Reports from one year of this current’s rule indicate continued killings, organized crimes, and deteriorating humanitarian conditions in Syria. Meanwhile, efforts to normalize relations with the Israeli regime clearly contradict Syrian public will, as repeatedly expressed through popular protests. Accepting ideas such as opening an Israeli liaison office in Damascus demonstrates that Jolani’s priority is not Syrian national interests but gaining favor with America and Tel Aviv.
The Israeli Regime: A Structural Insecurity Factor
The third component of this joint room is the Israeli regime—a regime that has not only expanded its occupation from Golan to Quneitra and Damascus suburbs over the past year but has also targeted Syria’s military and security infrastructure. This regime’s record, from genocide in Gaza and the West Bank to aggression against Syria and Lebanon, reveals its terrorist and apartheid nature.
A regime that, through Western support, has effectively become an instrument for executing the “dirty work” of extra-regional powers. Consequently, the joint operations room represents less a security mechanism than an attempt to extract this regime from global isolation and consolidate its occupation of Syria.
A Triangle of Destabilization
The joint room involving America, the Israeli regime, and Jolani, despite accompanying ambiguities, constitutes nothing less than a “sinister triangle” against regional security. This plan will not only fail to secure Syria but will create conditions for new crises spanning all of West Asia.

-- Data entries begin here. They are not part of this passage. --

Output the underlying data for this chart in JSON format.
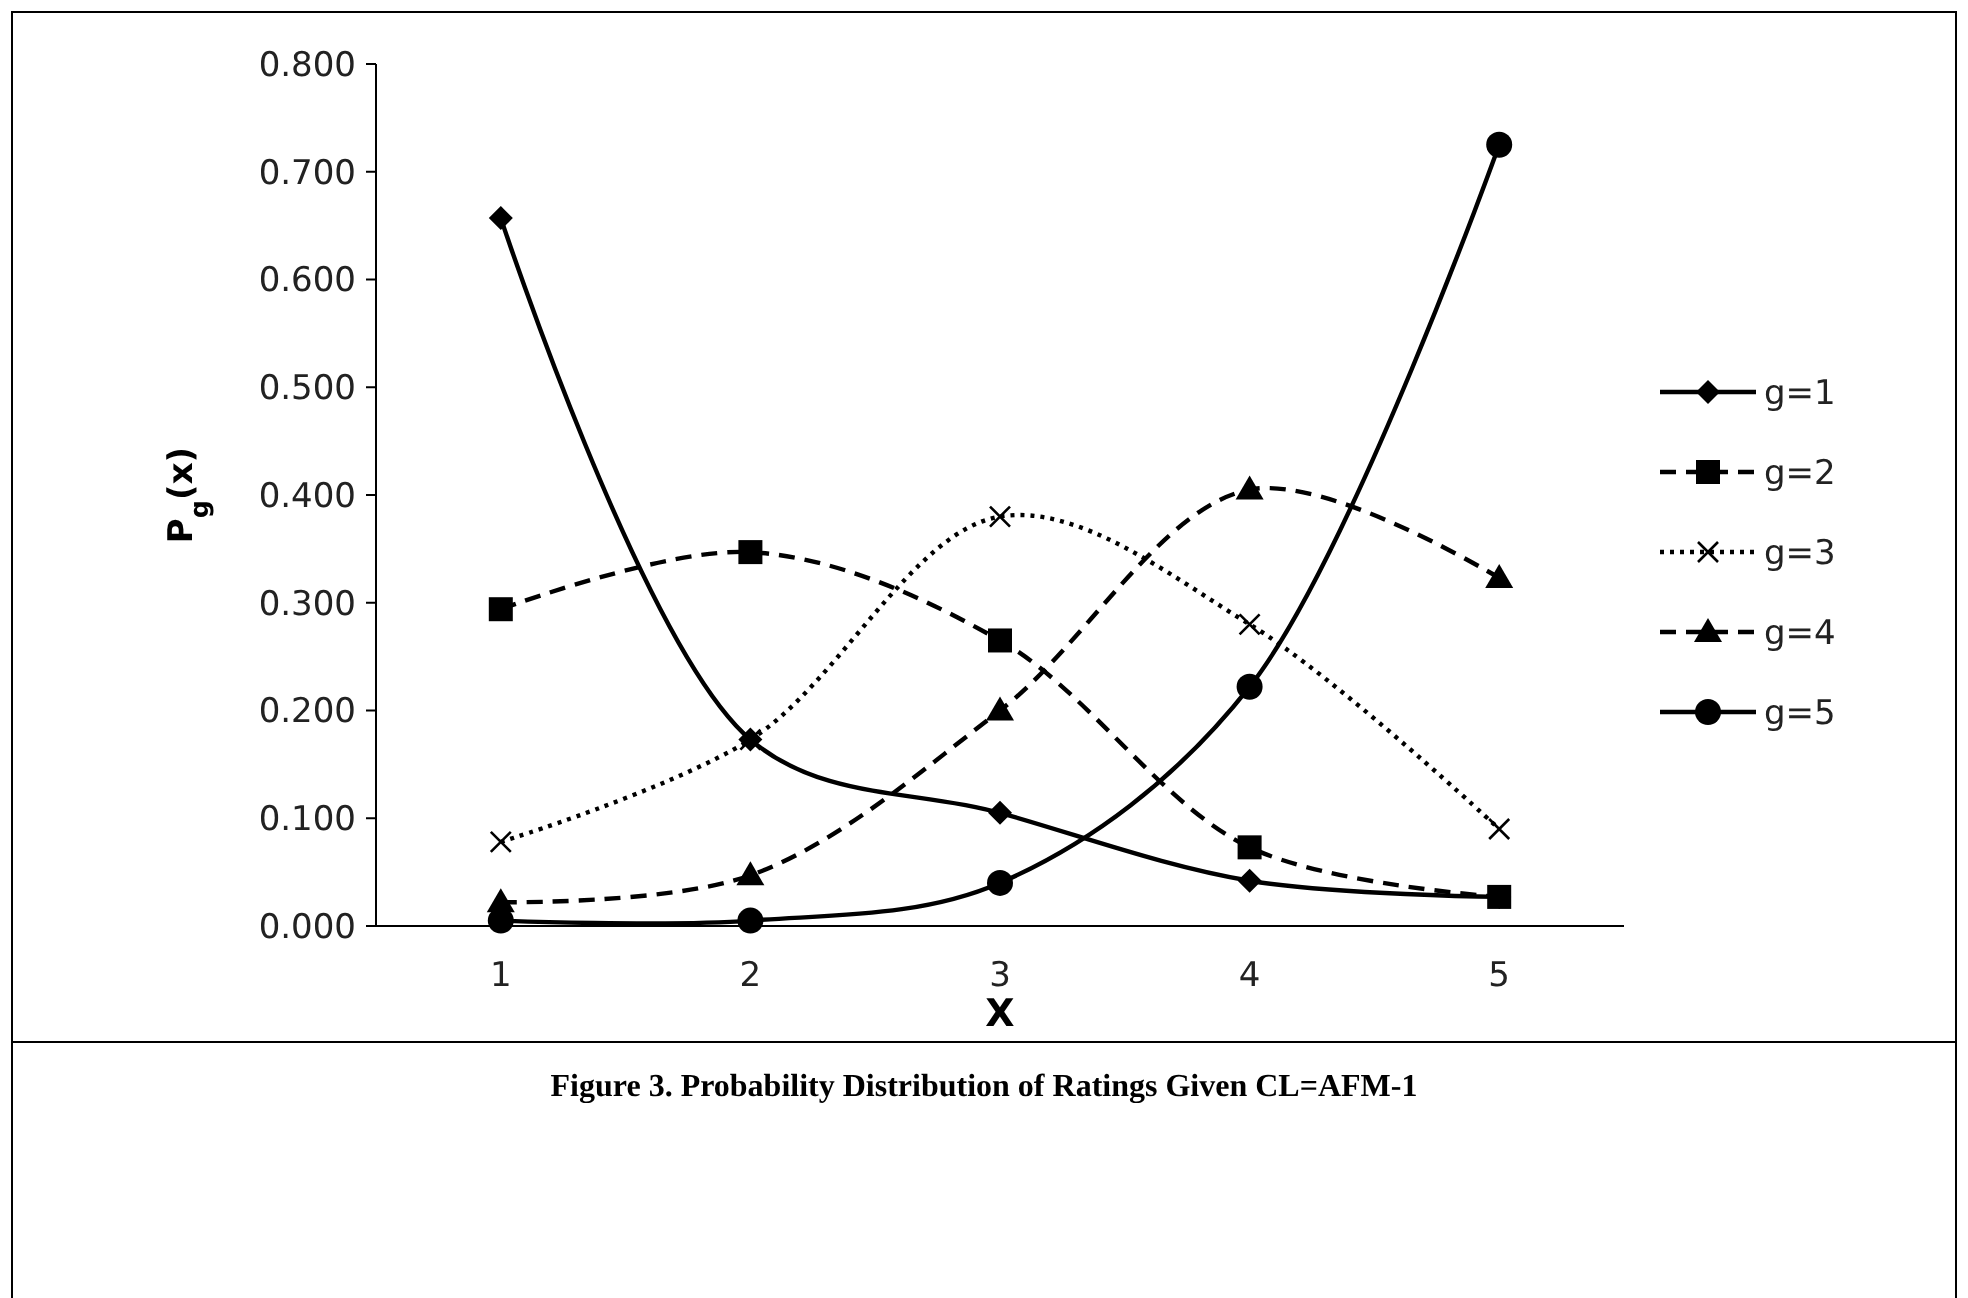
{
  "chart_data": {
    "type": "line",
    "xlabel": "X",
    "ylabel": "P$_{g}$(x)",
    "categories": [
      "1",
      "2",
      "3",
      "4",
      "5"
    ],
    "ylim": [
      0,
      0.8
    ],
    "yticks": [
      {
        "value": 0,
        "label": "0.000"
      },
      {
        "value": 0.1,
        "label": "0.100"
      },
      {
        "value": 0.2,
        "label": "0.200"
      },
      {
        "value": 0.3,
        "label": "0.300"
      },
      {
        "value": 0.4,
        "label": "0.400"
      },
      {
        "value": 0.5,
        "label": "0.500"
      },
      {
        "value": 0.6,
        "label": "0.600"
      },
      {
        "value": 0.7,
        "label": "0.700"
      },
      {
        "value": 0.8,
        "label": "0.800"
      }
    ],
    "grid": false,
    "legend": "right",
    "annotations": [
      "Figure 3. Probability Distribution of Ratings Given CL=AFM-1"
    ],
    "series": [
      {
        "name": "g=1",
        "color": "#000000",
        "marker": "diamond",
        "line_style": "solid",
        "values": [
          0.657,
          0.173,
          0.105,
          0.042,
          0.027
        ]
      },
      {
        "name": "g=2",
        "color": "#000000",
        "marker": "square",
        "line_style": "dashed",
        "values": [
          0.294,
          0.347,
          0.265,
          0.073,
          0.027
        ]
      },
      {
        "name": "g=3",
        "color": "#000000",
        "marker": "cross",
        "line_style": "dotted",
        "values": [
          0.078,
          0.173,
          0.38,
          0.28,
          0.09
        ]
      },
      {
        "name": "g=4",
        "color": "#000000",
        "marker": "triangle",
        "line_style": "dashed",
        "values": [
          0.022,
          0.047,
          0.2,
          0.405,
          0.323
        ]
      },
      {
        "name": "g=5",
        "color": "#000000",
        "marker": "circle",
        "line_style": "solid",
        "values": [
          0.005,
          0.005,
          0.04,
          0.222,
          0.725
        ]
      }
    ]
  }
}
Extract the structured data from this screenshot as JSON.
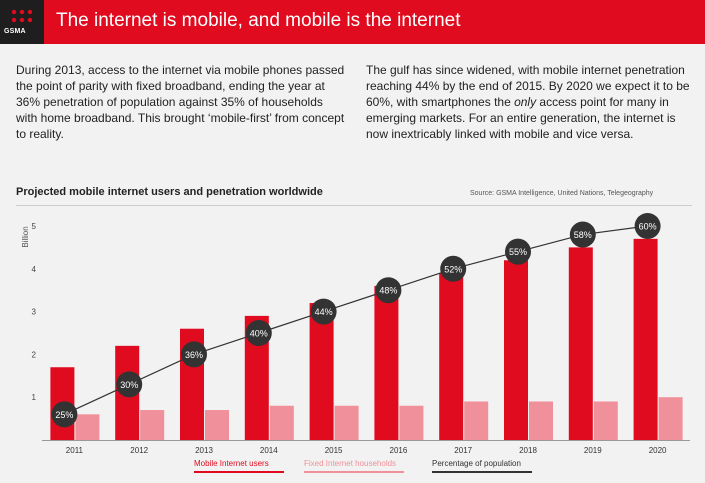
{
  "header": {
    "logo_text": "GSMA",
    "title": "The internet is mobile, and mobile is the internet"
  },
  "intro": {
    "left_paragraph": "During 2013, access to the internet via mobile phones passed the point of parity with fixed broadband, ending the year at 36% penetration of population against 35% of households with home broadband. This brought ‘mobile-first’ from concept to reality.",
    "right_before": "The gulf has since widened, with mobile internet penetration reaching 44% by the end of 2015. By 2020 we expect it to be 60%, with smartphones the ",
    "right_em": "only",
    "right_after": " access point for many in emerging markets. For an entire generation, the internet is now inextricably linked with mobile and vice versa."
  },
  "chart_data": {
    "type": "bar",
    "title": "Projected mobile internet users and penetration worldwide",
    "source": "Source: GSMA Intelligence, United Nations, Telegeography",
    "ylabel": "Billion",
    "xlabel": "",
    "ylim": [
      0,
      5
    ],
    "yticks": [
      1,
      2,
      3,
      4,
      5
    ],
    "categories": [
      "2011",
      "2012",
      "2013",
      "2014",
      "2015",
      "2016",
      "2017",
      "2018",
      "2019",
      "2020"
    ],
    "series": [
      {
        "name": "Mobile Internet users",
        "values": [
          1.7,
          2.2,
          2.6,
          2.9,
          3.2,
          3.6,
          3.9,
          4.2,
          4.5,
          4.7
        ],
        "color": "#e10b1f"
      },
      {
        "name": "Fixed Internet households",
        "values": [
          0.6,
          0.7,
          0.7,
          0.8,
          0.8,
          0.8,
          0.9,
          0.9,
          0.9,
          1.0
        ],
        "color": "#f0909a"
      }
    ],
    "line_series": {
      "name": "Percentage of population",
      "labels": [
        "25%",
        "30%",
        "36%",
        "40%",
        "44%",
        "48%",
        "52%",
        "55%",
        "58%",
        "60%"
      ],
      "values_billion_scale": [
        0.6,
        1.3,
        2.0,
        2.5,
        3.0,
        3.5,
        4.0,
        4.4,
        4.8,
        5.0
      ],
      "color": "#333333"
    },
    "legend_placement": "bottom",
    "grid": false
  }
}
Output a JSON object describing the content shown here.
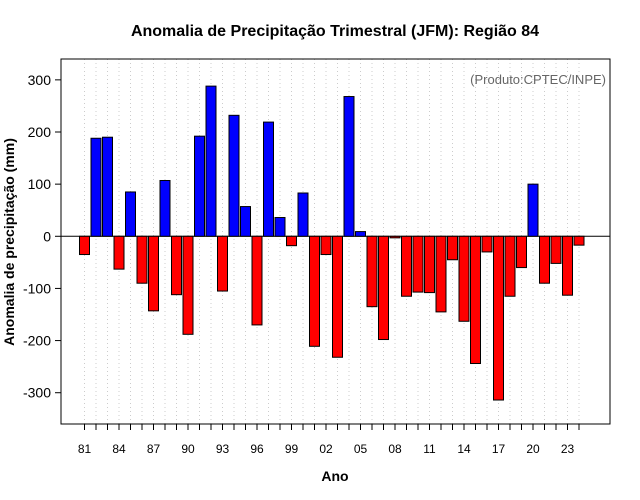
{
  "chart_data": {
    "type": "bar",
    "title": "Anomalia de Precipitação Trimestral (JFM): Região 84",
    "xlabel": "Ano",
    "ylabel": "Anomalia de precipitação (mm)",
    "credit": "(Produto:CPTEC/INPE)",
    "ylim": [
      -360,
      340
    ],
    "yticks": [
      -300,
      -200,
      -100,
      0,
      100,
      200,
      300
    ],
    "grid": true,
    "x_tick_labels": [
      "81",
      "84",
      "87",
      "90",
      "93",
      "96",
      "99",
      "02",
      "05",
      "08",
      "11",
      "14",
      "17",
      "20",
      "23"
    ],
    "categories": [
      "1981",
      "1982",
      "1983",
      "1984",
      "1985",
      "1986",
      "1987",
      "1988",
      "1989",
      "1990",
      "1991",
      "1992",
      "1993",
      "1994",
      "1995",
      "1996",
      "1997",
      "1998",
      "1999",
      "2000",
      "2001",
      "2002",
      "2003",
      "2004",
      "2005",
      "2006",
      "2007",
      "2008",
      "2009",
      "2010",
      "2011",
      "2012",
      "2013",
      "2014",
      "2015",
      "2016",
      "2017",
      "2018",
      "2019",
      "2020",
      "2021",
      "2022",
      "2023",
      "2024"
    ],
    "values": [
      -35,
      188,
      190,
      -63,
      85,
      -90,
      -143,
      107,
      -112,
      -188,
      192,
      288,
      -105,
      232,
      57,
      -170,
      219,
      36,
      -18,
      83,
      -211,
      -35,
      -232,
      268,
      9,
      -135,
      -198,
      -3,
      -115,
      -107,
      -108,
      -145,
      -45,
      -163,
      -244,
      -30,
      -314,
      -115,
      -60,
      100,
      -90,
      -52,
      -113,
      -17
    ],
    "positive_color": "#0000ff",
    "negative_color": "#ff0000"
  }
}
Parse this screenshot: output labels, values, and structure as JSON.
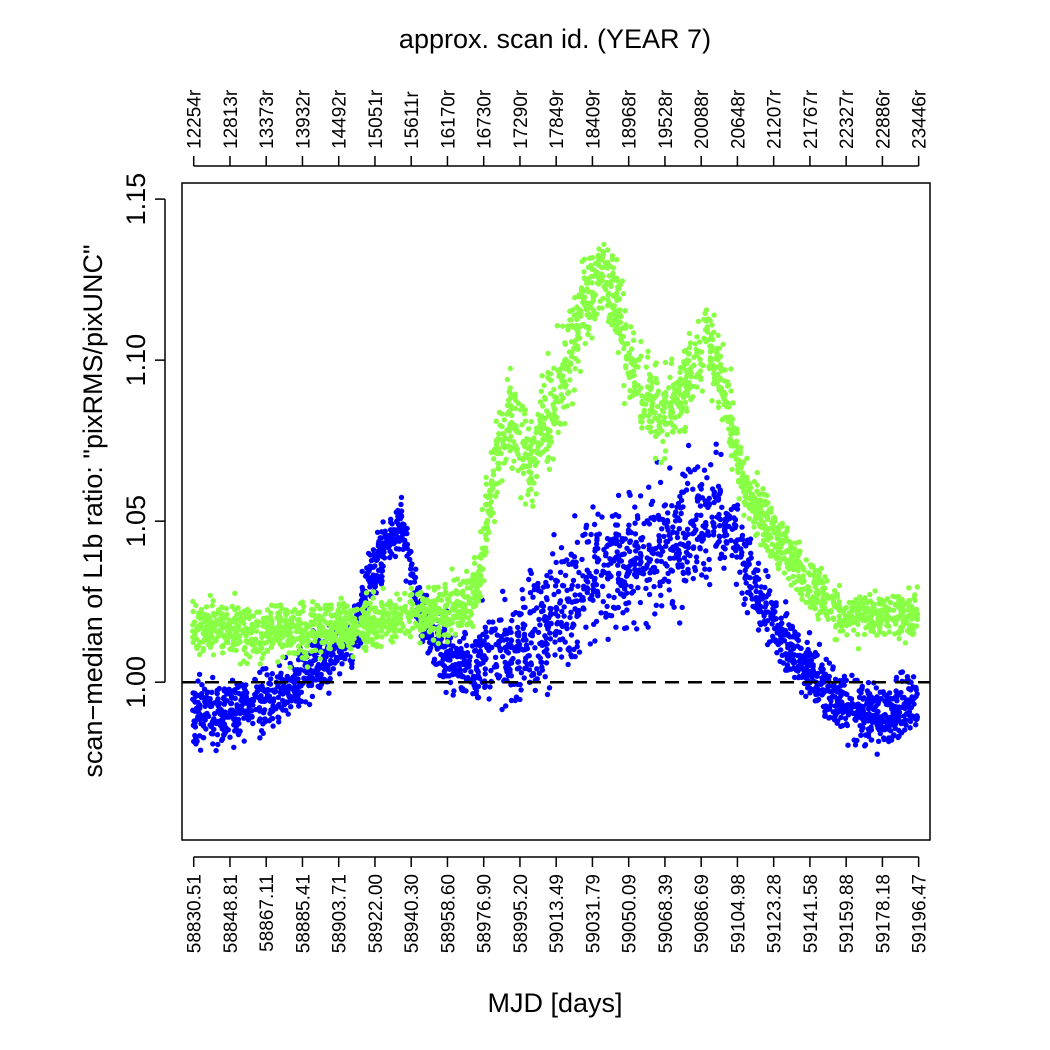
{
  "chart_data": {
    "type": "scatter",
    "title": "approx. scan id. (YEAR 7)",
    "xlabel": "MJD [days]",
    "ylabel": "scan−median of L1b ratio: \"pixRMS/pixUNC\"",
    "xlim": [
      58824.6,
      59202.2
    ],
    "ylim": [
      0.951,
      1.155
    ],
    "grid": false,
    "legend": "none",
    "x_tick_values": [
      58830.51,
      58848.81,
      58867.11,
      58885.41,
      58903.71,
      58922.0,
      58940.3,
      58958.6,
      58976.9,
      58995.2,
      59013.49,
      59031.79,
      59050.09,
      59068.39,
      59086.69,
      59104.98,
      59123.28,
      59141.58,
      59159.88,
      59178.18,
      59196.47
    ],
    "x_tick_labels": [
      "58830.51",
      "58848.81",
      "58867.11",
      "58885.41",
      "58903.71",
      "58922.00",
      "58940.30",
      "58958.60",
      "58976.90",
      "58995.20",
      "59013.49",
      "59031.79",
      "59050.09",
      "59068.39",
      "59086.69",
      "59104.98",
      "59123.28",
      "59141.58",
      "59159.88",
      "59178.18",
      "59196.47"
    ],
    "top_tick_labels": [
      "12254r",
      "12813r",
      "13373r",
      "13932r",
      "14492r",
      "15051r",
      "15611r",
      "16170r",
      "16730r",
      "17290r",
      "17849r",
      "18409r",
      "18968r",
      "19528r",
      "20088r",
      "20648r",
      "21207r",
      "21767r",
      "22327r",
      "22886r",
      "23446r"
    ],
    "y_ticks": [
      1.0,
      1.05,
      1.1,
      1.15
    ],
    "y_tick_labels": [
      "1.00",
      "1.05",
      "1.10",
      "1.15"
    ],
    "reference_line": {
      "y": 1.0,
      "style": "dashed"
    },
    "series": [
      {
        "color": "#0000ff",
        "x": [
          58830,
          58840,
          58850,
          58860,
          58870,
          58880,
          58890,
          58900,
          58910,
          58918,
          58925,
          58930,
          58935,
          58940,
          58945,
          58950,
          58960,
          58970,
          58980,
          58990,
          59000,
          59010,
          59020,
          59030,
          59040,
          59050,
          59060,
          59070,
          59080,
          59090,
          59095,
          59100,
          59105,
          59110,
          59115,
          59120,
          59130,
          59140,
          59150,
          59160,
          59170,
          59180,
          59190,
          59196
        ],
        "y": [
          0.992,
          0.989,
          0.991,
          0.993,
          0.995,
          0.998,
          1.003,
          1.008,
          1.012,
          1.03,
          1.04,
          1.045,
          1.048,
          1.035,
          1.022,
          1.015,
          1.008,
          1.005,
          1.01,
          1.008,
          1.012,
          1.018,
          1.025,
          1.032,
          1.036,
          1.038,
          1.04,
          1.042,
          1.045,
          1.05,
          1.052,
          1.05,
          1.045,
          1.035,
          1.028,
          1.022,
          1.012,
          1.005,
          0.998,
          0.993,
          0.991,
          0.99,
          0.992,
          0.994
        ],
        "spread": [
          0.01,
          0.01,
          0.01,
          0.01,
          0.009,
          0.01,
          0.01,
          0.008,
          0.008,
          0.008,
          0.008,
          0.007,
          0.007,
          0.008,
          0.008,
          0.008,
          0.01,
          0.012,
          0.015,
          0.016,
          0.018,
          0.018,
          0.02,
          0.02,
          0.02,
          0.02,
          0.02,
          0.02,
          0.02,
          0.018,
          0.015,
          0.012,
          0.012,
          0.012,
          0.01,
          0.01,
          0.009,
          0.009,
          0.01,
          0.01,
          0.01,
          0.01,
          0.01,
          0.01
        ]
      },
      {
        "color": "#88ff44",
        "x": [
          58830,
          58840,
          58850,
          58860,
          58870,
          58880,
          58890,
          58900,
          58910,
          58920,
          58930,
          58940,
          58950,
          58960,
          58970,
          58975,
          58980,
          58985,
          58990,
          58995,
          59000,
          59005,
          59010,
          59015,
          59020,
          59025,
          59030,
          59035,
          59040,
          59045,
          59050,
          59055,
          59060,
          59065,
          59070,
          59075,
          59080,
          59085,
          59090,
          59095,
          59100,
          59105,
          59110,
          59120,
          59130,
          59140,
          59150,
          59160,
          59170,
          59180,
          59190,
          59196
        ],
        "y": [
          1.018,
          1.017,
          1.016,
          1.015,
          1.016,
          1.015,
          1.016,
          1.017,
          1.018,
          1.018,
          1.02,
          1.022,
          1.02,
          1.023,
          1.025,
          1.035,
          1.055,
          1.075,
          1.085,
          1.075,
          1.07,
          1.075,
          1.085,
          1.09,
          1.1,
          1.112,
          1.122,
          1.128,
          1.124,
          1.115,
          1.1,
          1.09,
          1.088,
          1.082,
          1.085,
          1.09,
          1.095,
          1.102,
          1.105,
          1.098,
          1.085,
          1.07,
          1.06,
          1.048,
          1.04,
          1.032,
          1.025,
          1.02,
          1.02,
          1.021,
          1.02,
          1.021
        ],
        "spread": [
          0.008,
          0.008,
          0.008,
          0.008,
          0.008,
          0.008,
          0.008,
          0.008,
          0.008,
          0.008,
          0.008,
          0.008,
          0.008,
          0.008,
          0.008,
          0.01,
          0.012,
          0.015,
          0.015,
          0.015,
          0.015,
          0.015,
          0.016,
          0.016,
          0.018,
          0.016,
          0.014,
          0.012,
          0.012,
          0.014,
          0.015,
          0.015,
          0.014,
          0.014,
          0.013,
          0.013,
          0.013,
          0.013,
          0.012,
          0.012,
          0.012,
          0.01,
          0.01,
          0.009,
          0.009,
          0.009,
          0.008,
          0.008,
          0.008,
          0.008,
          0.008,
          0.008
        ]
      }
    ]
  }
}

Under these circumstances, convergence among regional countries and independent international actors to counter this crisis-generating scenario represents an undeniable necessity. The proposed arrangement prioritizes Israeli security interests and American regional dominance over Syrian sovereignty and regional stability, potentially serving as a prelude to future conflicts rather than a pathway to lasting peace.